Speaking of foods .. and speaking for myself and my self only..

I think eating foods out of season is out of Gods plans for me or anyone else..

I love this site
GNOWFGLINS, which means
God's Natural,Organic,Whole Foods,Grown Locally,In Season
Heres the link to it

We're using this guild line when we shop for our food..

Do we buy like this 100% of the time.. no.. but I bet we're at least 75% of the time now..
We won't buy any food product knowing that it was outside of the US.. and I do think twice if it comes from CA or out west..
1500 miles for something like a tomato to travel to my plate is crazy to me..

Denise in TN

River said...

Staying w/ local foods ..

This is Joel Salatin
one of my hero's .. explaining why its good to have small farms.. i.e. buying local..

Denise n TN

Pen Wilcock said...

Yes, Denise. That makes sense to me. x

Jenna said...

Hi, Ember--re-reading your plain dress posts. I've lost my star momentarily and these are just the sextant I need. Thank you.

Pen Wilcock said...

How very interesting. Yes, I do still absolutely "believe in" (whatever I mean by that) the power and beauty of Plain Dress - indeed I still wear it. It's just that my interpretation of it (in terms of the clothes I choose) has changed, to fit my context, to be faithful to simplicity as I see it, and to minimise the amount of space I take up in a shared household.
There's a word, "bottom". Wesley used it (makes me laugh). He said "I endeavour to wind my bottom round the year".

Pause for delighted chortle.

When I first read it, I thought, "WHAT?"

So I researched it.

The word "bottom" comes from the Latin word "gravitas" - you can see that "gravity" does too, and so quickly see why "bottom". Gravitas is seriousness, dignity. It meant "substance" - a quality of serious purpose and to be taken seriously.
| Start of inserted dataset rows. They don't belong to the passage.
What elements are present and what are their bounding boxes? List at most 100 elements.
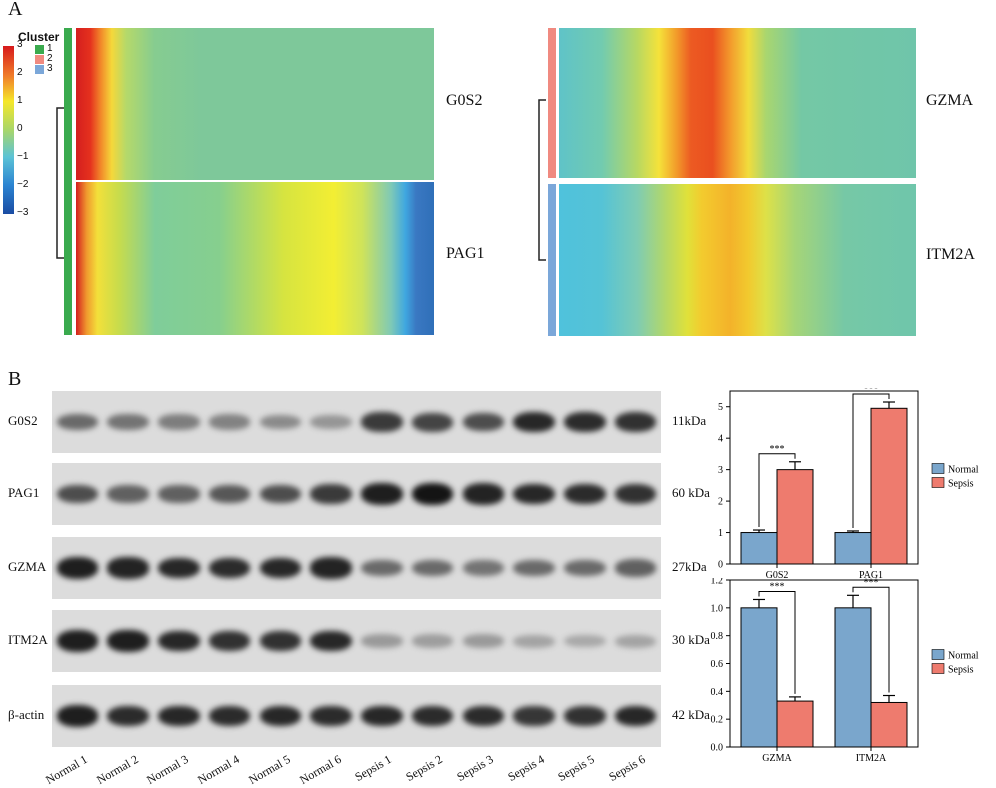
lane-label: Sepsis 6: [606, 752, 648, 784]
blot-band: [158, 557, 200, 579]
blot-band: [208, 485, 251, 503]
color-scale-tick: 2: [17, 67, 23, 78]
lane-label: Sepsis 2: [403, 752, 445, 784]
lane-label: Normal 4: [195, 752, 242, 787]
right-gene-label-2: ITM2A: [926, 246, 975, 263]
blot-kda-label: 30 kDa: [672, 632, 710, 647]
color-scale-bar: [3, 46, 14, 214]
blot-band: [513, 411, 555, 433]
blot-band: [158, 705, 200, 727]
blot-band: [361, 412, 403, 432]
y-tick-label: 0: [718, 560, 723, 571]
bar: [834, 607, 872, 748]
y-tick-label: 0.2: [711, 715, 724, 726]
y-tick-label: 4: [718, 434, 723, 445]
blot-band: [158, 630, 200, 652]
blot-band: [107, 630, 149, 652]
significance-label: ***: [770, 581, 785, 592]
significance-bracket: [758, 590, 796, 694]
significance-label: ***: [864, 388, 879, 395]
blot-band: [411, 559, 454, 577]
lane-label: Sepsis 1: [352, 752, 394, 784]
cluster-swatch: [35, 65, 44, 74]
blot-band: [208, 705, 251, 727]
lane-label: Normal 5: [245, 752, 293, 787]
blot-band: [462, 412, 505, 432]
blot-strip: [52, 610, 661, 672]
bar-chart-gzma-itm2a: 0.0 0.2 0.4 0.6 0.8 1.0 1.2 *** GZMA *** ITM2A Norm…: [711, 578, 979, 764]
blot-band: [564, 705, 606, 727]
blot-kda-label: 42 kDa: [672, 707, 710, 722]
y-tick-label: 1: [718, 528, 723, 539]
bar-chart-g0s2-pag1: 0 1 2 3 4 5 *** G0S2 *** PAG1 Normal Sepsis: [718, 388, 979, 578]
blot-band: [361, 705, 403, 727]
blot-band: [56, 630, 99, 652]
color-scale-tick: 1: [17, 95, 23, 106]
legend-swatch: [931, 663, 945, 674]
blot-band: [361, 483, 403, 505]
blot-band: [614, 411, 657, 433]
blot-band: [513, 634, 555, 648]
blot-band: [158, 414, 200, 430]
legend-label: Sepsis: [948, 479, 974, 490]
lane-label: Normal 1: [42, 752, 90, 787]
right-gene-label-1: GZMA: [926, 92, 974, 109]
x-tick-label: G0S2: [766, 570, 789, 578]
cluster-legend-title: Cluster: [18, 30, 60, 44]
blot-band: [56, 705, 99, 727]
bar: [834, 532, 872, 565]
blot-band: [361, 559, 403, 577]
y-tick-label: 2: [718, 497, 723, 508]
y-tick-label: 0.8: [711, 631, 724, 642]
blot-strip: [52, 685, 661, 747]
left-gene-label-1: G0S2: [446, 92, 483, 109]
blot-band: [614, 483, 657, 505]
blot-band: [614, 705, 657, 727]
bar: [740, 532, 778, 565]
right-cluster-bar-2: [548, 28, 556, 178]
y-tick-label: 0.0: [711, 743, 724, 754]
legend-swatch: [931, 463, 945, 474]
blot-band: [259, 484, 302, 504]
legend-swatch: [931, 649, 945, 660]
x-tick-label: ITM2A: [856, 753, 887, 764]
bar: [740, 607, 778, 748]
lane-label: Normal 3: [144, 752, 191, 787]
blot-band: [310, 484, 352, 504]
blot-protein-label: PAG1: [8, 485, 40, 500]
blot-band: [158, 485, 200, 503]
blot-band: [107, 705, 149, 727]
cluster-swatch-label: 2: [47, 53, 53, 64]
left-dendrogram: [56, 107, 64, 259]
blot-band: [208, 414, 251, 430]
plot-frame: [729, 390, 919, 565]
blot-band: [411, 483, 454, 505]
blot-band: [259, 705, 302, 727]
bar: [776, 469, 814, 565]
heatmap-row-itm2a: [559, 184, 916, 336]
blot-band: [107, 557, 149, 579]
blot-band: [361, 634, 403, 648]
blot-band: [208, 557, 251, 579]
bar: [776, 700, 814, 748]
blot-band: [310, 630, 352, 652]
blot-band: [462, 634, 505, 648]
blot-band: [564, 634, 606, 648]
y-tick-label: 3: [718, 465, 723, 476]
blot-band: [259, 557, 302, 579]
lane-label: Sepsis 3: [454, 752, 496, 784]
right-dendrogram: [538, 99, 546, 261]
bar: [870, 701, 908, 748]
blot-kda-label: 11kDa: [672, 413, 707, 428]
blot-band: [259, 414, 302, 430]
significance-bracket: [758, 453, 796, 528]
blot-kda-label: 60 kDa: [672, 485, 710, 500]
legend-label: Normal: [948, 651, 979, 662]
lane-label: Sepsis 5: [555, 752, 597, 784]
blot-band: [259, 630, 302, 652]
lane-label: Normal 6: [296, 752, 344, 787]
significance-bracket: [852, 586, 890, 693]
blot-band: [411, 634, 454, 648]
blot-band: [513, 559, 555, 577]
bar: [870, 407, 908, 565]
In 17/18th century English, "substance" was another term also for material substance, i.e. wealth, money. "A man of substance" = rich.

Hence, "bottom" came to mean one's substance = wealth, too.

But if one reaches back the meaning of wealth and money, to the substance, bottom, gravitas in its original meaning - something of dignity, something of consequence, serious, worthwhile, of substantial intent - why then I believe that Plain Dress has "bottom". It is of weight, in the sense of "weighty Friends".